The MD sat alongside Sky Betting & Gaming CEO Ian Proctor, bet365 co-CEO John Coates, Flutter Entertainment Europe CEO Dan Taylor and Tombola CEO Phil Cronin.
Walker said 30% of VIP accounts had been closed down in the last year due to doubts over source of funds, while Taylor said Flutter was closing approximately 70,000 accounts per month.
“We do close down an awful lot of accounts,” John Coates told Harris, before the Welsh MP replied: “You do close down a lot of accounts but that tends to be when people win and not because they are problem gamblers.”
GVC CEO Kenny Alexander was also expected to attend but pulled out this week due “business commitments”.
Harris described Alexander’s no-show as cowardly, leaving his chair empty at the table alongside his place mat, in the middle of the other attendees.
Today, the @GRHAPPG is taking evidence from some of the major bookmakers trading in the U.K. This is part of our evidence session assessing the impact of gambling. pic.twitter.com/8tJfq805SK
— Ronnie Cowan MP (@ronniecowan) September 4, 2019
The five gambling bosses faced questions on several key topics, including stake restrictions, VIP strategy and whether UK operators should be made to keep their physical businesses on UK shores.
Harris also asked Coates, Proctor, Walker, Taylor and Cronin to reveal their annual salaries, offering a two-way choice of over or under £500k.
The panel was then asked about their punting activity, including how much they would wager on the average bet.

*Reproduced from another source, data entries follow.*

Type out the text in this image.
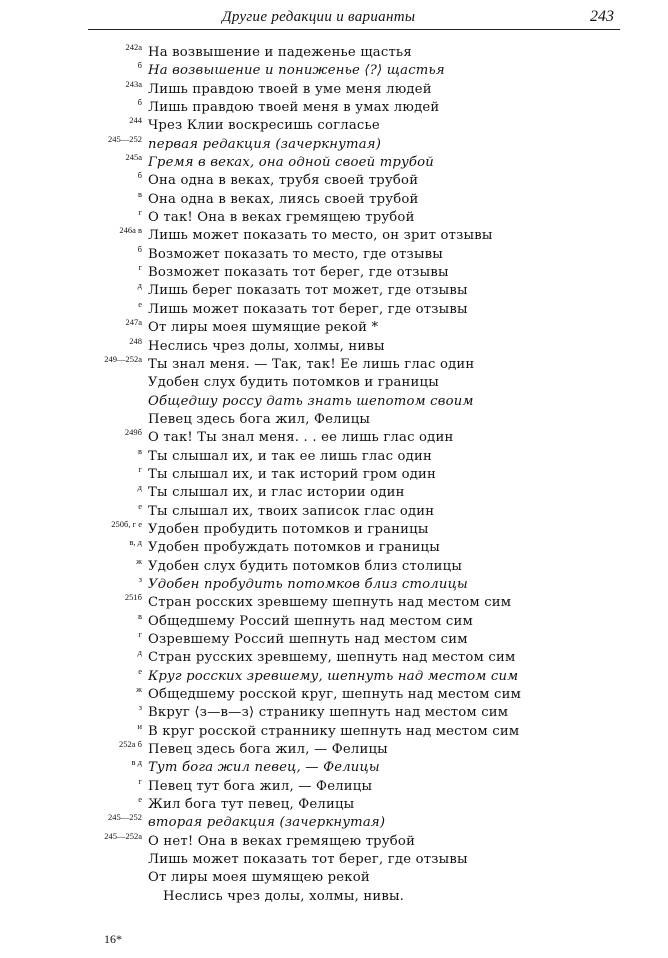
Другие редакции и варианты	243
242а На возвышение и падеженье щастья
б На возвышение и пониженье ⟨?⟩ щастья
243а Лишь правдою твоей в уме меня людей
б Лишь правдою твоей меня в умах людей
244 Чрез Клии воскресишь согласье
245—252 первая редакция (зачеркнутая)
245а Гремя в веках, она одной своей трубой
б Она одна в веках, трубя своей трубой
в Она одна в веках, лиясь своей трубой
г О так! Она в веках гремящею трубой
246а в Лишь может показать то место, он зрит отзывы
б Возможет показать то место, где отзывы
г Возможет показать тот берег, где отзывы
д Лишь берег показать тот может, где отзывы
е Лишь может показать тот берег, где отзывы
247а От лиры моея шумящие рекой *
248 Неслись чрез долы, холмы, нивы
249—252а Ты знал меня. — Так, так! Ее лишь глас один
Удобен слух будить потомков и границы
Общедшу россу дать знать шепотом своим
Певец здесь бога жил, Фелицы
249б О так! Ты знал меня. . . ее лишь глас один
в Ты слышал их, и так ее лишь глас один
г Ты слышал их, и так историй гром один
д Ты слышал их, и глас истории один
е Ты слышал их, твоих записок глас один
250б, г е Удобен пробудить потомков и границы
в, д Удобен пробуждать потомков и границы
ж Удобен слух будить потомков близ столицы
з Удобен пробудить потомков близ столицы
251б Стран росских зревшему шепнуть над местом сим
в Общедшему Россий шепнуть над местом сим
г Озревшему Россий шепнуть над местом сим
д Стран русских зревшему, шепнуть над местом сим
е Круг росских зревшему, шепнуть над местом сим
ж Общедшему росской круг, шепнуть над местом сим
з Вкруг ⟨з—в—з⟩ странику шепнуть над местом сим
и В круг росской страннику шепнуть над местом сим
252а б Певец здесь бога жил, — Фелицы
в д Тут бога жил певец, — Фелицы
г Певец тут бога жил, — Фелицы
е Жил бога тут певец, Фелицы
245—252 вторая редакция (зачеркнутая)
245—252а О нет! Она в веках гремящею трубой
Лишь может показать тот берег, где отзывы
От лиры моея шумящею рекой
Неслись чрез долы, холмы, нивы.
16*
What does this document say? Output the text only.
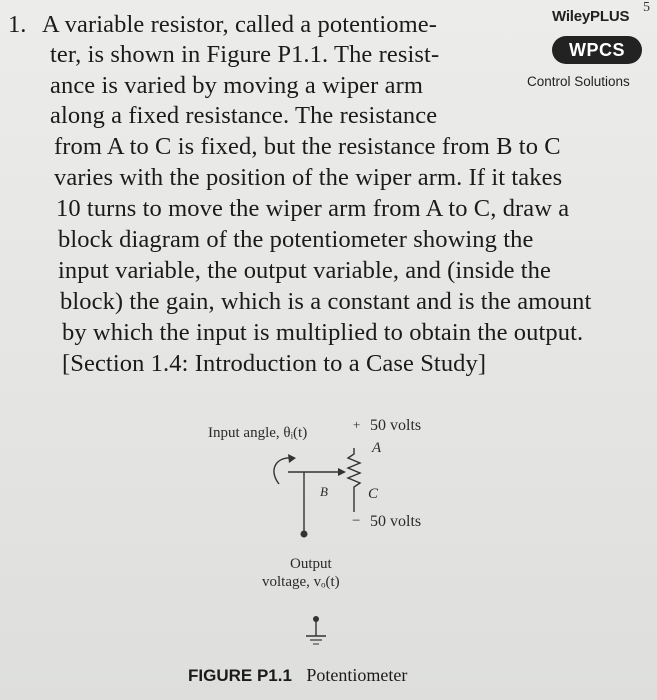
5
WileyPLUS
WPCS
Control Solutions
1. A variable resistor, called a potentiome-
ter, is shown in Figure P1.1. The resist-
ance is varied by moving a wiper arm
along a fixed resistance. The resistance
from A to C is fixed, but the resistance from B to C
varies with the position of the wiper arm. If it takes
10 turns to move the wiper arm from A to C, draw a
block diagram of the potentiometer showing the
input variable, the output variable, and (inside the
block) the gain, which is a constant and is the amount
by which the input is multiplied to obtain the output.
[Section 1.4: Introduction to a Case Study]
Input angle, θᵢ(t)
+ 50 volts
A
B	C
− 50 volts
Output
voltage, vₒ(t)
FIGURE P1.1 Potentiometer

SBG’s Proctor said no more than £50, as did Hills’ Walker, while Coates said he was no longer allowed to gamble on sports due to his involvement with Stoke City football club.
When Paddy Power’s Taylor revealed his average betting stake was around £100, Harris gasped, adding that you could “feed a family of five” for the same amount.
All five bosses admitted the industry had made costly mistakes in the past that were likely to have negatively effected problem gamblers, but insisted that significant strides have been made in the last five years.
“I have been in online gambling since the very start,” Coates said, during the meeting. “I can genuinely say over the last four or five years that there has been an absolute sea change in the desire and implementation in all areas.
“This is the case whether it be on matters of affordability, advances in analytics or the interactions and interventions over markers of harm,” he added.
These sentiments were echoed by SBG CEO Proctor, who said: “In the past we have got quite a lot wrong, but during my time in the industry I have seen a huge shift in the last two or three years to make things better and safer for everybody.”